Carlinhos Cachoeira começou a vida do jogo ilegal em Anápolis, sua terra natal, ainda jovem, nos anos 70, recolhendo de lambreta, nas bancas da cidade, apostas do jogo do bicho, comandadas pelo pai, Sebastião Cachoeira.

Na infância, era o "camelo", apelido -que odiava- pelos joelhos tortos. Dos 12 de 14 irmãos ainda vivos, Carlinhos foi quem mais tomou gosto pelo negócio do pai.

"Cachoeira" não é sobrenome de Carlos Augusto de Almeida Ramos, 48. O apelido herdou do pai e do avô.

Ninguém na família explica direito o motivo, mas a versão difundida está na origem nas cidades mineiras de Araxá e Santa Juliana, conhecidas pelas quedas d'água. Em meados do século passado, seu pai migrou para Anápolis com a mãe, "dona Zezé".

"Ninguém fala mal dele na cidade. Ele veio do nada e entrou no jogo do bicho. Ele nunca matou, nunca roubou, nunca vendeu cocaína, maconha. O crime que ele cometeu é contravenção, essas maquinazinhas", diz o vereador Maurão do INPS (PDT).

Quando ligava seu telefone especial para tocar os negócios, o Cachoeira do outro lado da navalha aparecia.

Aí, o "capo" jogava pesado na máfia de caça-níquel. Exigia comissões de quem dirigia outros cassinos clandestinos, orientava Demóstenes, cobrava delegados e não perdoava nem mesmo parentes.

"Eu só não dou um corno em você, e no seu pai, aquele vagabundo, porque vocês dois é dois pilantra, vigarista, da pior qualidade do mundo", disse a um sobrinho, ao cobrar o pagamento de cheques sem fundo.

Cachoeira nunca se escondeu. Frequentava livremente gabinetes de políticos, restaurantes, bancas de jornais, e, botafoguense, recebia amigos na chácara da família em Anápolis para as "peladas" no campo de futebol.

O crescimento financeiro teve impulso nos anos 90, quando atuou nas loterias legalizadas em Goiás.

Em 2004, veio a público um vídeo gravado dois anos antes em que discute propina com o então presidente da Loterj, Waldomiro Diniz. Na época, Diniz era assessor de José Dirceu na Casa Civil.

O caso revelou ao país a existência de Cachoeira. Foi alvo de CPI, depôs no Congresso. Mas nunca parou.

Ao mesmo tempo, investiu -ou lavou dinheiro- em outras áreas, como o laboratório Vitapan, hoje em nome de sua ex-mulher Andréia, com quem tem três filhos. Para a polícia, ele é o dono de fato.

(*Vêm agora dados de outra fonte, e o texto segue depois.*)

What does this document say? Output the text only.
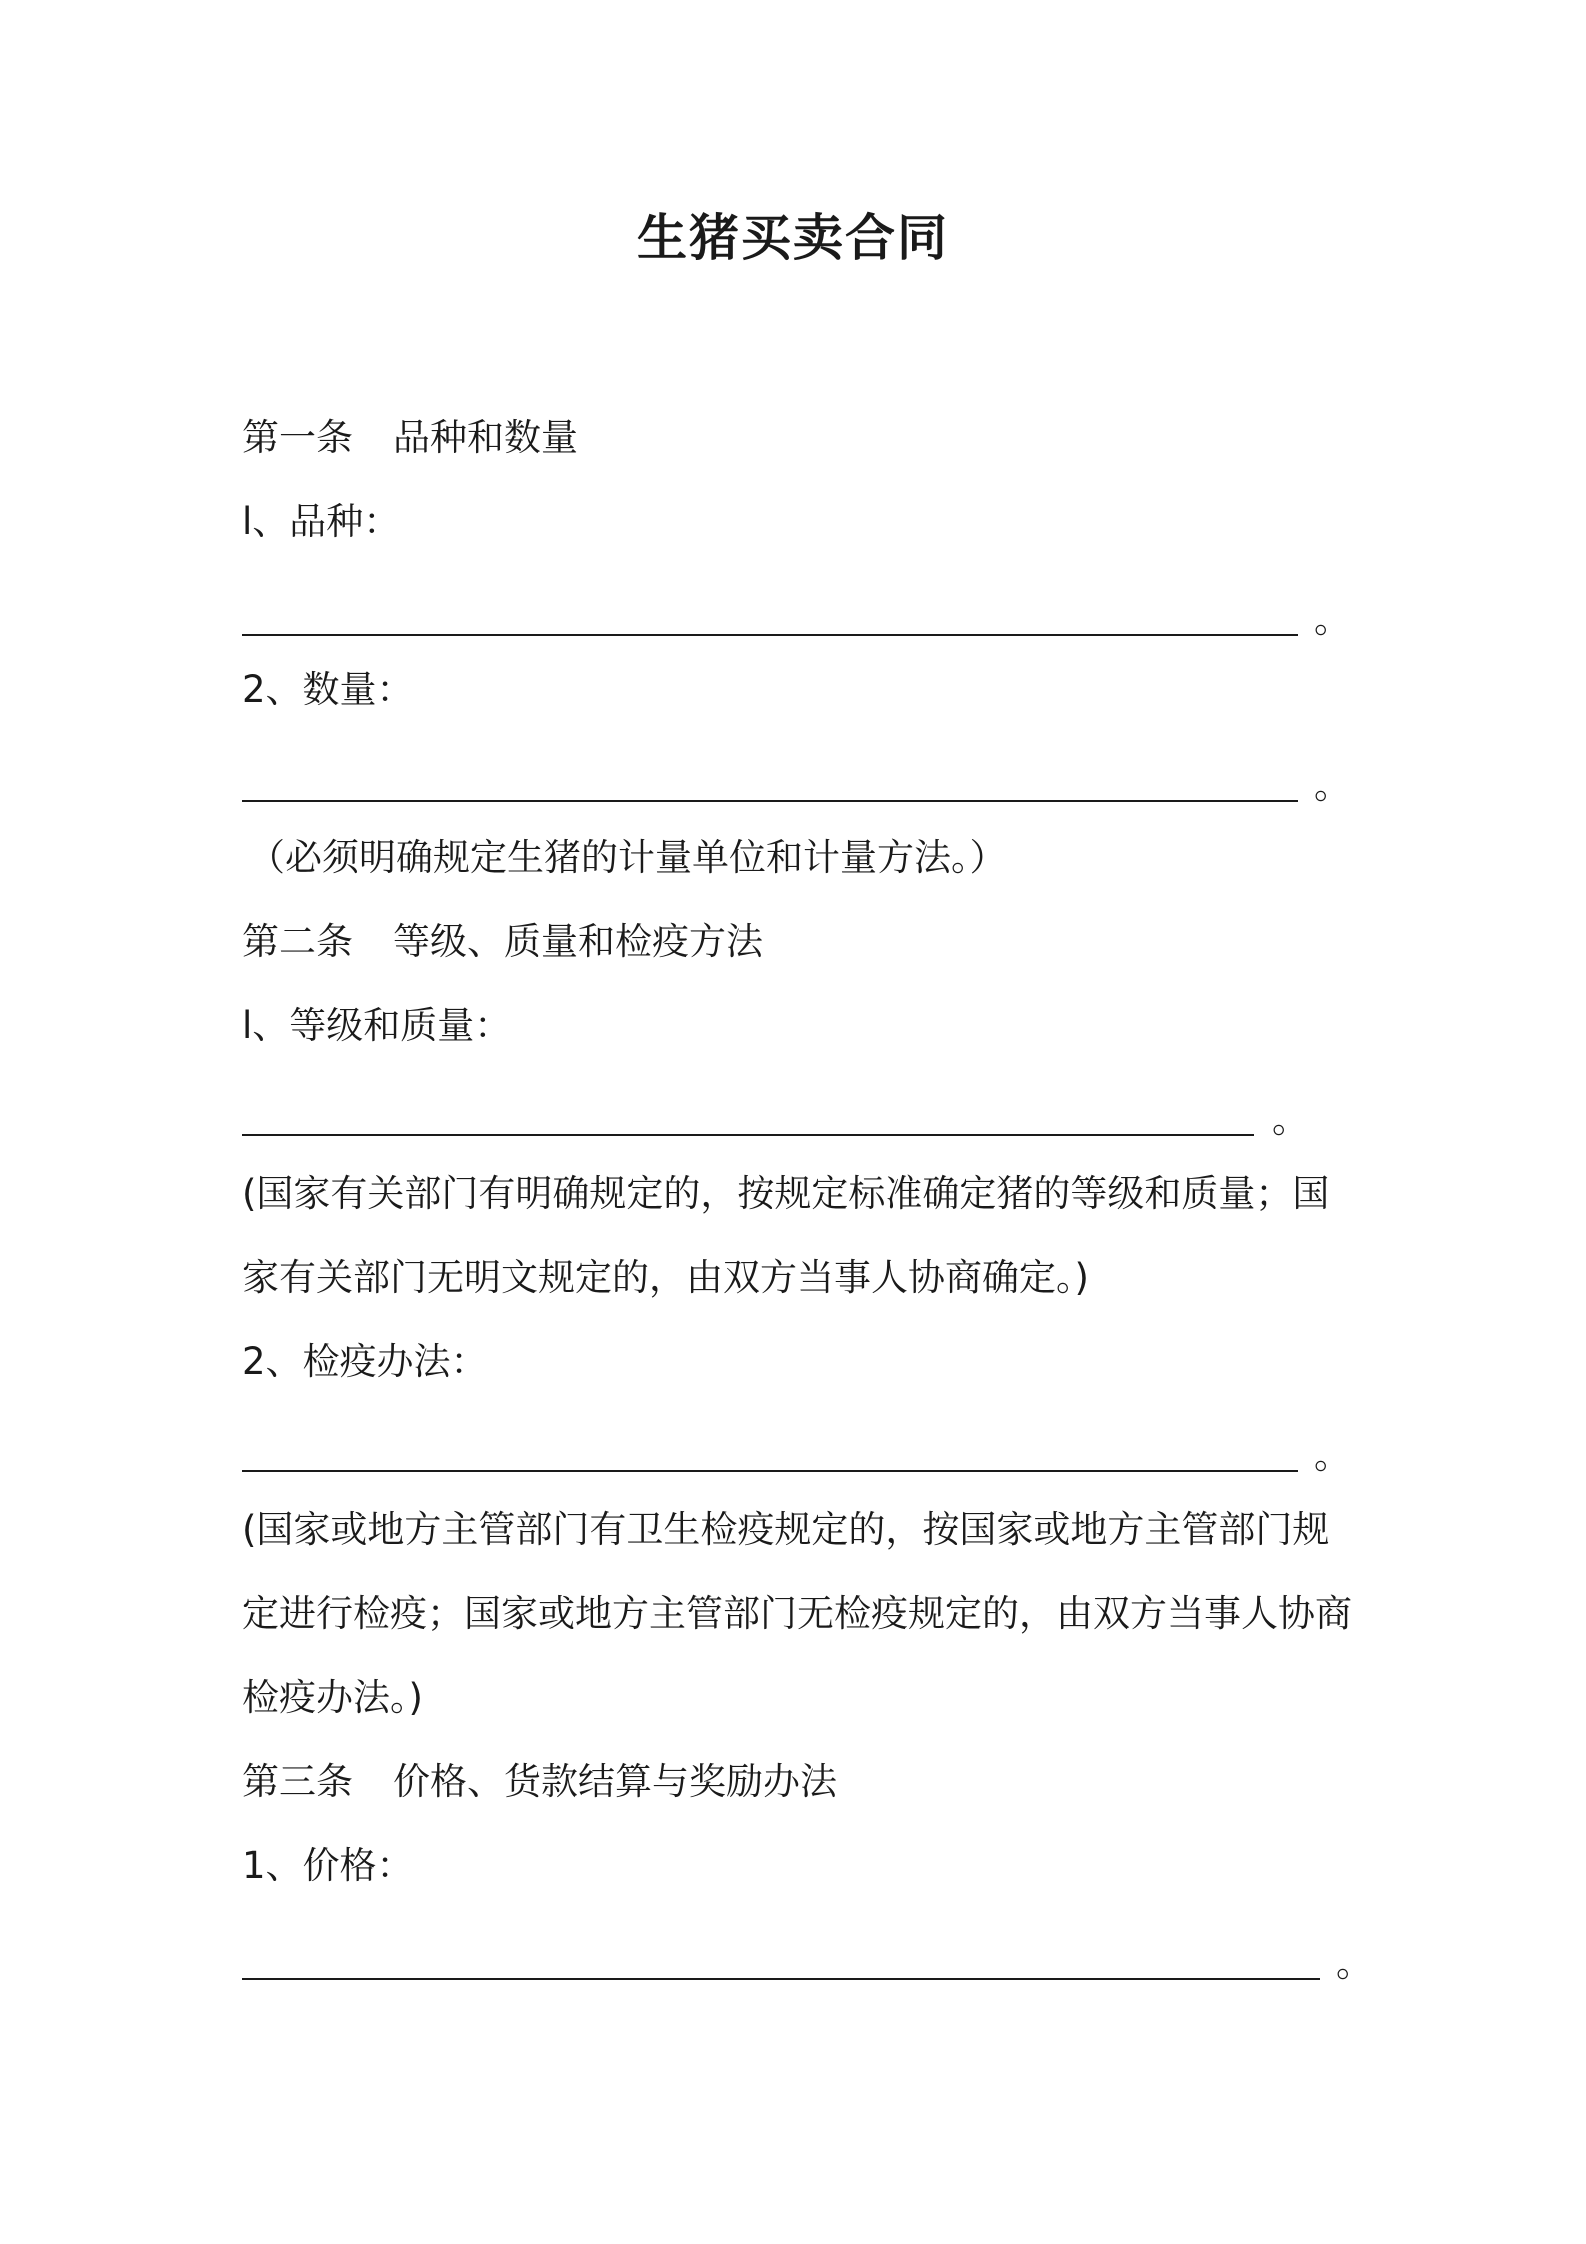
生猪买卖合同
第一条 品种和数量
l、品种：
。
2、数量：
。
（必须明确规定生猪的计量单位和计量方法。）
第二条 等级、质量和检疫方法
l、等级和质量：
。
(国家有关部门有明确规定的，按规定标准确定猪的等级和质量；国
家有关部门无明文规定的，由双方当事人协商确定。)
2、检疫办法：
。
(国家或地方主管部门有卫生检疫规定的，按国家或地方主管部门规
定进行检疫；国家或地方主管部门无检疫规定的，由双方当事人协商
检疫办法。)
第三条 价格、货款结算与奖励办法
1、价格：
。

Mantém ligações com outras empresas, inclusive de comunicação. Andava em carros de luxo, registrados em nome de outras pessoas.

Hoje, preso na penitenciária de segurança máxima em Mossoró, recebe visitas da jovem e bela mulher, ex de um suplente de Demóstenes.

Naquele diálogo do fio da navalha, Cachoeira avisa e questiona Andressa: "Cansei de falar da insegurança que é a minha vida pra você, se você topa? Você não topa? Vamos adiante?".